While standards of health are closely connected to a society’s wealth, there are other factors that can make a difference too. In nineteenth century Britain, it was both higher wages and major reforms of public sanitation that really increased life expectancy. Today, we have still cheaper interventions, requiring less state capacity, such as oral rehydration therapy or insecticide-treated mosquito nets. Since 2000, the global malaria mortality rate has fallen by 58%, averting 6.2 million deaths. We have high-quality randomised evidence that bed nets are effective in reducing malaria, and since the early 2000s the proportion of children sleeping under bed nets in many African countries sleeping under bed nets has increased from 1% to 50% or higher. Since 2011, UK aid has helped distribute 50 million nets.
Overall, every $1 billion increase in health aid is associated with 360,000 fewer under-5 deaths, the equivalent of around $3000 each. By one calculation, if all the entirety of the historic $4.7 trillion global aid budget had achieved was the elimination of smallpox, this would still be equivalent to spending $80,000 per life saved – or twice as cost effective as the NICE threshold in the NHS.

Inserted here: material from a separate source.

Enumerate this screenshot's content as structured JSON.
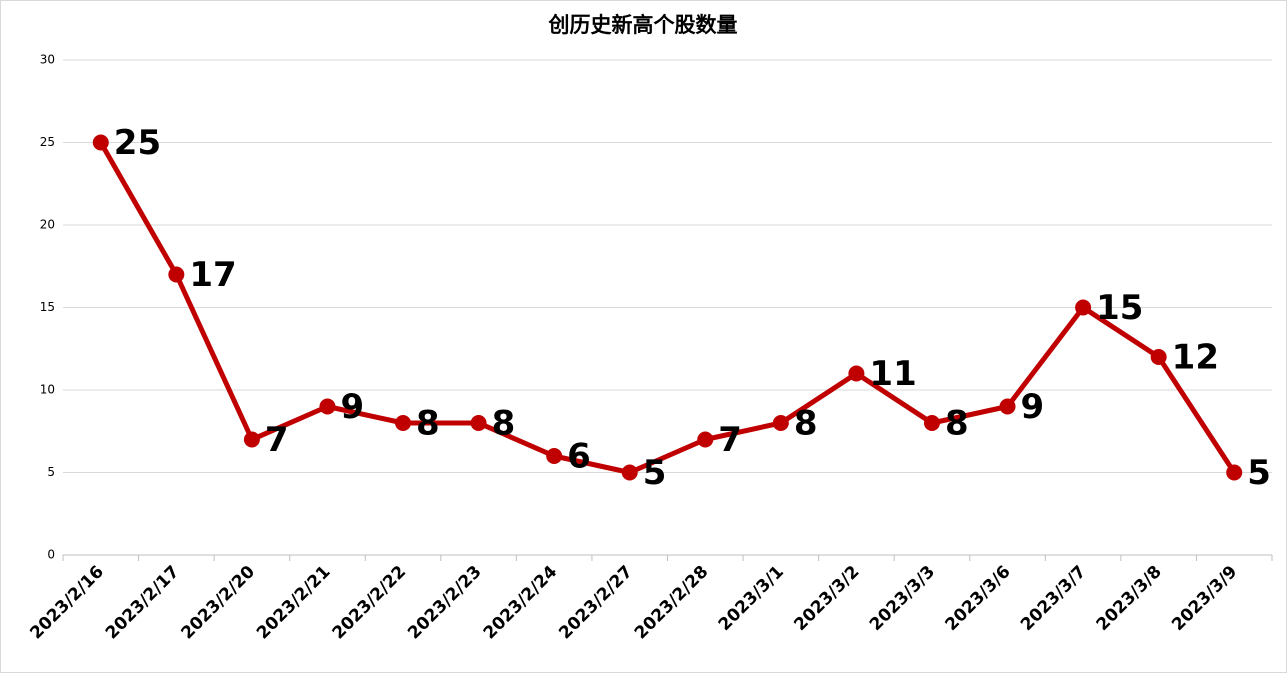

As well as direct interventions, we should be doing more to help with basic R&D too – and that will have to be a partnership between private pharmaceutical firms and government subsidy. Without public support, the current low levels of wealth in developing countries make it very hard for a private company to earn a commercial return on products targeted solely at the developing world. Only around $3 billion a year or 1-2% of medical R&D is targeted at infectious diseases in low and middle income countries. Just 10% of medical research is dedicated to tackling conditions accounting for 90% of the global disease burden. In 2013, the Lancet Commission identified more than 500 specific research gaps that still need to be filled, while the WHO has recommended that the current $3 bn in global R&D spending be doubled.
And yes, we need more trade too. The Copenhagen Consensus Center has estimated that by far the most effective intervention to spur development would be to complete the Doha round of multilateral trade negotiations, with total benefits in excess of $533 trillion and a benefit to costs ratio of over 2000 to 1. While those negotiations remain stalled, Britain should use the opportunities from Brexit to be a true global leader on free trade. We should unilaterally lower our tariffs to low income countries, and substantially replace the CAP with a new British Agricultural Policy, focussed on public goods rather than distorting food prices.
In short, Britain should be a champion of the power of markets, innovation and free trade. Aid isn’t a substitute for that, but it can be a complement – helping reduce the burden of disease, easy poverty, and develop new technologies to tackle some of the world’s most pressing challenges.